简体   繁体   中英

Python Numpy syntax: what does array index as two arrays separated by comma mean?

I don't understand array as index in Python Numpy. For example, I have a 2d array A in Numpy

[[1,2,3]
 [4,5,6]
 [7,8,9]
 [10,11,12]]

What does A[[1,3], [0,1]] mean?

Just test it for yourself!

A = np.arange(12).reshape(4,3)
print(A)
>>> array([[ 0,  1,  2],
   [ 3,  4,  5],
   [ 6,  7,  8],
   [ 9, 10, 11]])

By slicing the array the way you did ( docs to slicing ), you'll get the first row, zero-th column element and the third row, first column element.

A[[1,3], [0,1]]
>>> array([ 3, 10])

I'd highly encourage you to play around with that a bit and have a look at the documentation and the examples.

Your are creating a new array:

import numpy as np

A = [[1, 2, 3],
     [4, 5, 6],
     [7, 8, 9],
     [10, 11, 12]]
A = np.array(A)

print(A[[1, 3], [0, 1]])
# [ 4 11]

See Indexing, Slicing and Iterating in the tutorial .

Multidimensional arrays can have one index per axis.
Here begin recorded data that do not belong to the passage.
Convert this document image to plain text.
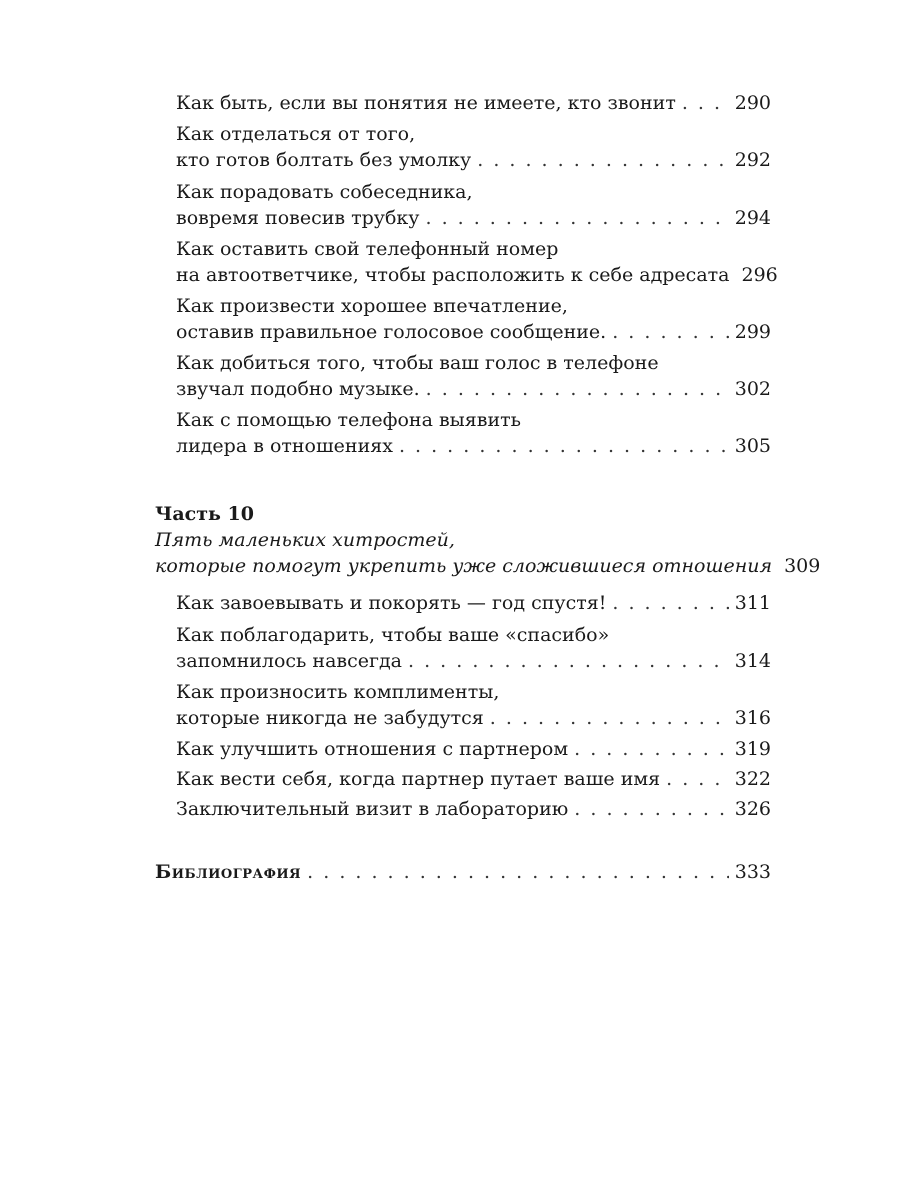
Как быть, если вы понятия не имеете, кто звонит . . .	290
Как отделаться от того,
кто готов болтать без умолку . . .	292
Как порадовать собеседника,
вовремя повесив трубку . . .	294
Как оставить свой телефонный номер
на автоответчике, чтобы расположить к себе адресата 296
Как произвести хорошее впечатление,
оставив правильное голосовое сообщение. . . .	299
Как добиться того, чтобы ваш голос в телефоне
звучал подобно музыке. . . .	302
Как с помощью телефона выявить
лидера в отношениях . . .	305
Часть 10
Пять маленьких хитростей,
которые помогут укрепить уже сложившиеся отношения 309
Как завоевывать и покорять — год спустя! . . .	311
Как поблагодарить, чтобы ваше «спасибо»
запомнилось навсегда . . .	314
Как произносить комплименты,
которые никогда не забудутся . . .	316
Как улучшить отношения с партнером . . .	319
Как вести себя, когда партнер путает ваше имя . . .	322
Заключительный визит в лабораторию . . .	326
Библиография . . .	333
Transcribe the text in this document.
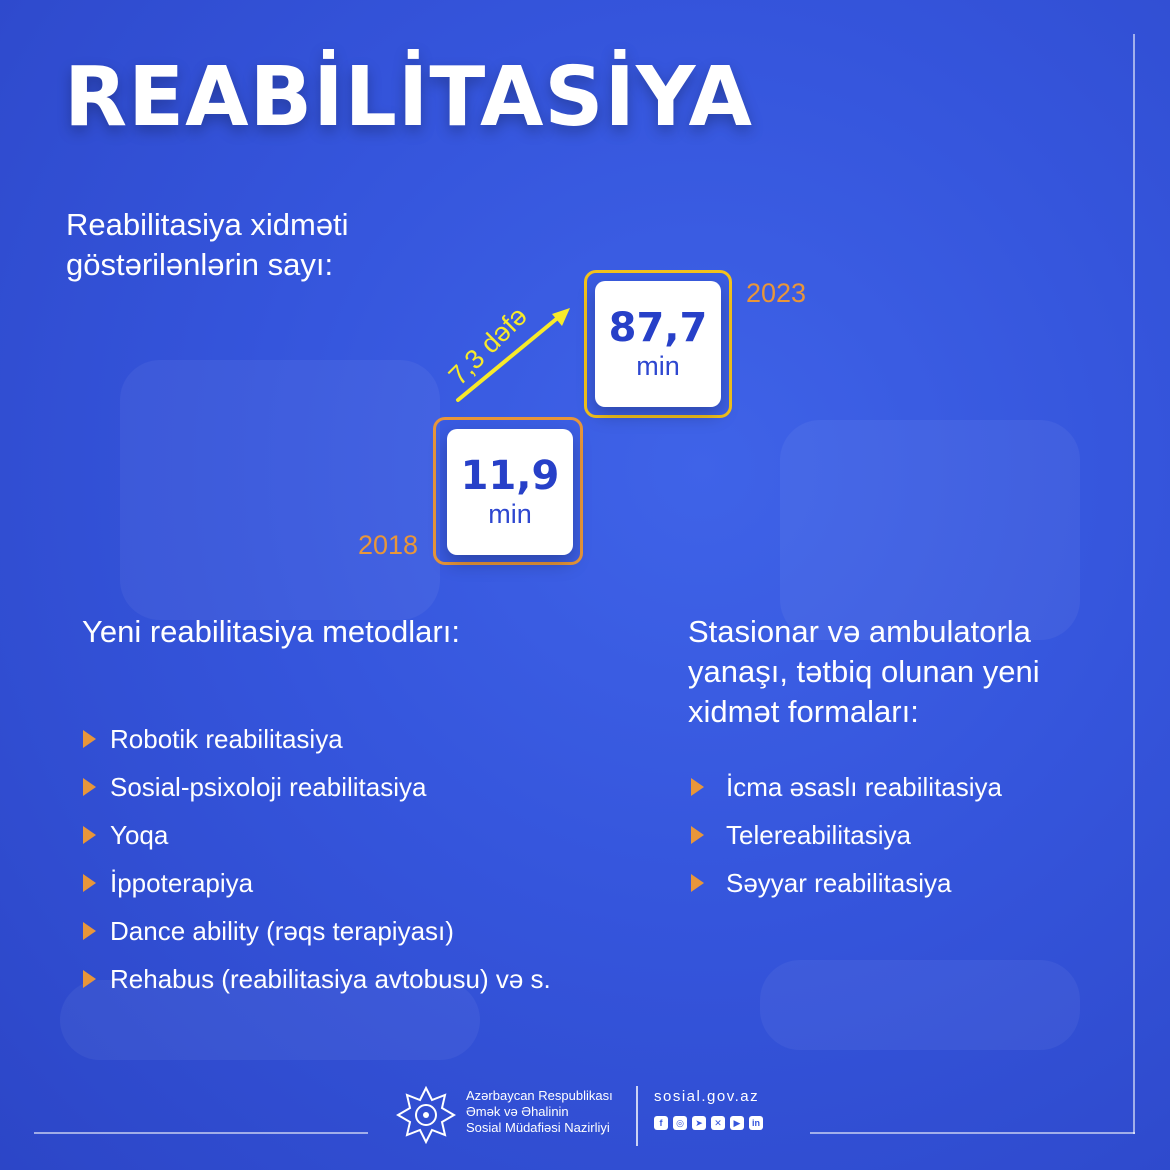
REABİLİTASİYA
Reabilitasiya xidməti göstərilənlərin sayı:
2023
2018
87,7
min
11,9
min
7,3 dəfə
Yeni reabilitasiya metodları:
Robotik reabilitasiya
Sosial-psixoloji reabilitasiya
Yoqa
İppoterapiya
Dance ability (rəqs terapiyası)
Rehabus (reabilitasiya avtobusu) və s.
Stasionar və ambulatorla yanaşı, tətbiq olunan yeni xidmət formaları:
İcma əsaslı reabilitasiya
Telereabilitasiya
Səyyar reabilitasiya
Azərbaycan Respublikası
Əmək və Əhalinin
Sosial Müdafiəsi Nazirliyi
sosial.gov.az
f	◎	➤	✕	▶	in
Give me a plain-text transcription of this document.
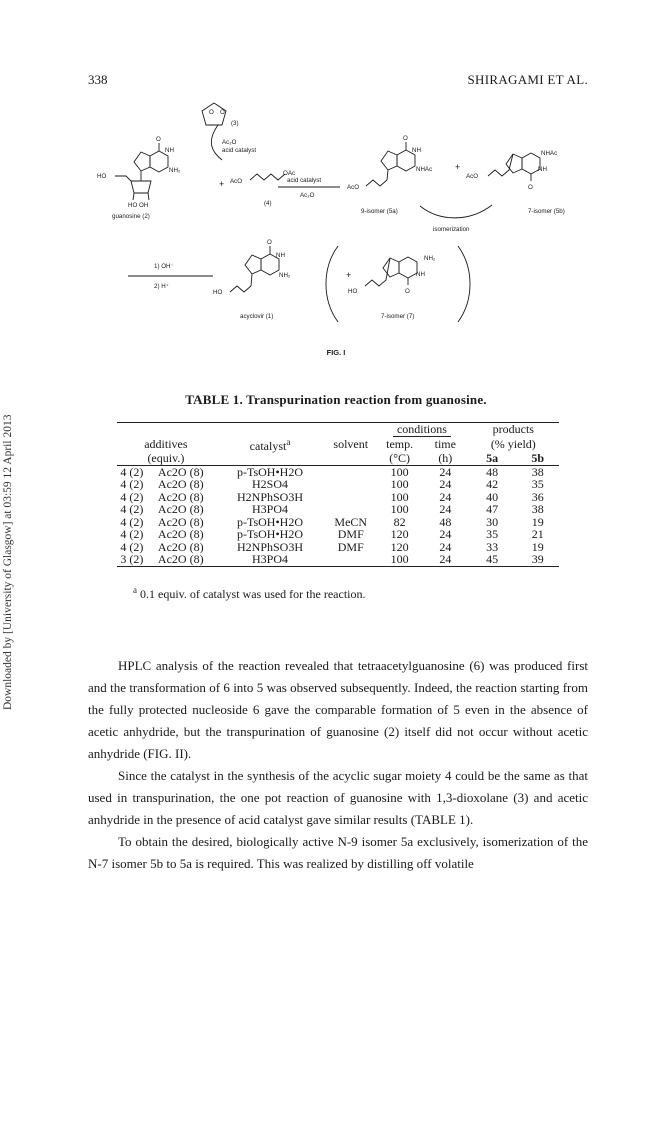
338	SHIRAGAMI ET AL.
Downloaded by [University of Glasgow] at 03:59 12 April 2013
O O
(3)
Ac₂O
acid catalyst
O
NH
NH₂
HO
HO OH
guanosine (2)
+ AcO
OAc
(4)
acid catalyst
Ac₂O
O
NH
NHAc
AcO
9-isomer (5a)
+
AcO
NHAc
NH
O
7-isomer (5b)
isomerization
1) OH⁻
2) H⁺
O
NH
NH₂
HO
acyclovir (1)
+
NH₂
NH
O
HO
7-isomer (7)
FIG. I
TABLE 1. Transpurination reaction from guanosine.
				conditions		products	
additives		catalyst$^a$	solvent	temp.	time	(% yield)	
(equiv.)				(°C)	(h)	5a	5b
4 (2)	Ac2O (8)	p-TsOH•H2O		100	24	48	38
4 (2)	Ac2O (8)	H2SO4		100	24	42	35
4 (2)	Ac2O (8)	H2NPhSO3H		100	24	40	36
4 (2)	Ac2O (8)	H3PO4		100	24	47	38
4 (2)	Ac2O (8)	p-TsOH•H2O	MeCN	82	48	30	19
4 (2)	Ac2O (8)	p-TsOH•H2O	DMF	120	24	35	21
4 (2)	Ac2O (8)	H2NPhSO3H	DMF	120	24	33	19
3 (2)	Ac2O (8)	H3PO4		100	24	45	39
$^a$ 0.1 equiv. of catalyst was used for the reaction.

HPLC analysis of the reaction revealed that tetraacetylguanosine (6) was produced first and the transformation of 6 into 5 was observed subsequently. Indeed, the reaction starting from the fully protected nucleoside 6 gave the comparable formation of 5 even in the absence of acetic anhydride, but the transpurination of guanosine (2) itself did not occur without acetic anhydride (FIG. II).

Since the catalyst in the synthesis of the acyclic sugar moiety 4 could be the same as that used in transpurination, the one pot reaction of guanosine with 1,3-dioxolane (3) and acetic anhydride in the presence of acid catalyst gave similar results (TABLE 1).

To obtain the desired, biologically active N-9 isomer 5a exclusively, isomerization of the N-7 isomer 5b to 5a is required. This was realized by distilling off volatile
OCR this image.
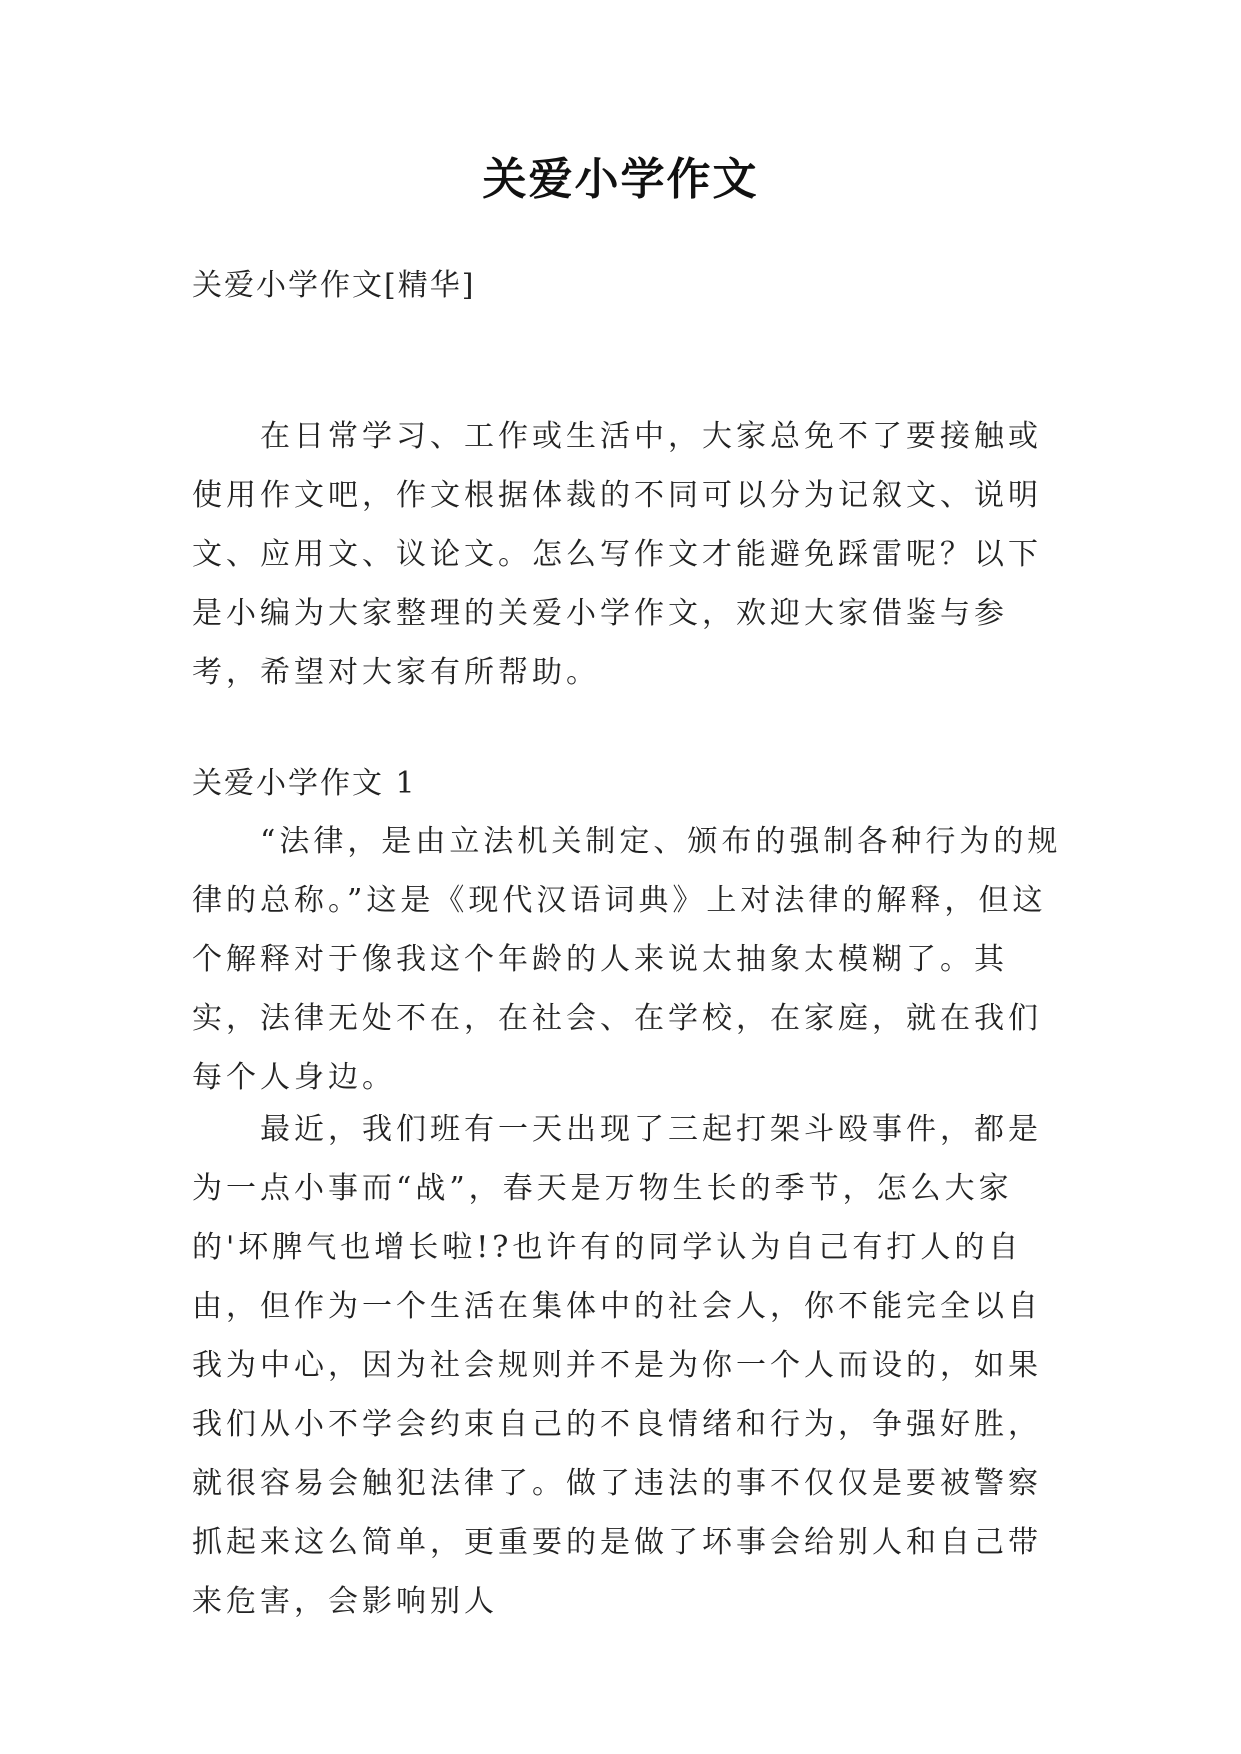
关爱小学作文
关爱小学作文[精华]

在日常学习、工作或生活中，大家总免不了要接触或使用作文吧，作文根据体裁的不同可以分为记叙文、说明文、应用文、议论文。怎么写作文才能避免踩雷呢？以下是小编为大家整理的关爱小学作文，欢迎大家借鉴与参考，希望对大家有所帮助。

关爱小学作文 1

“法律，是由立法机关制定、颁布的强制各种行为的规律的总称。”这是《现代汉语词典》上对法律的解释，但这个解释对于像我这个年龄的人来说太抽象太模糊了。其实，法律无处不在，在社会、在学校，在家庭，就在我们每个人身边。

最近，我们班有一天出现了三起打架斗殴事件，都是为一点小事而“战”，春天是万物生长的季节，怎么大家的'坏脾气也增长啦!?也许有的同学认为自己有打人的自由，但作为一个生活在集体中的社会人，你不能完全以自我为中心，因为社会规则并不是为你一个人而设的，如果我们从小不学会约束自己的不良情绪和行为，争强好胜，就很容易会触犯法律了。做了违法的事不仅仅是要被警察抓起来这么简单，更重要的是做了坏事会给别人和自己带来危害，会影响别人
These indices are given in a tuple separated by commas

Quoting the doc:

def f(x,y):
    return 10*x+y

b = np.fromfunction(f, (5, 4), dtype=int)
print(b[2, 3])
# -> 23

You can also use a NumPy array as index of an array. See Index arrays in the doc.

NumPy arrays may be indexed with other arrays (or any other sequence- like object that can be converted to an array, such as lists, with the exception of tuples; see the end of this document for why this is). The use of index arrays ranges from simple, straightforward cases to complex, hard-to-understand cases. For all cases of index arrays, what is returned is a copy of the original data, not a view as one gets for slices.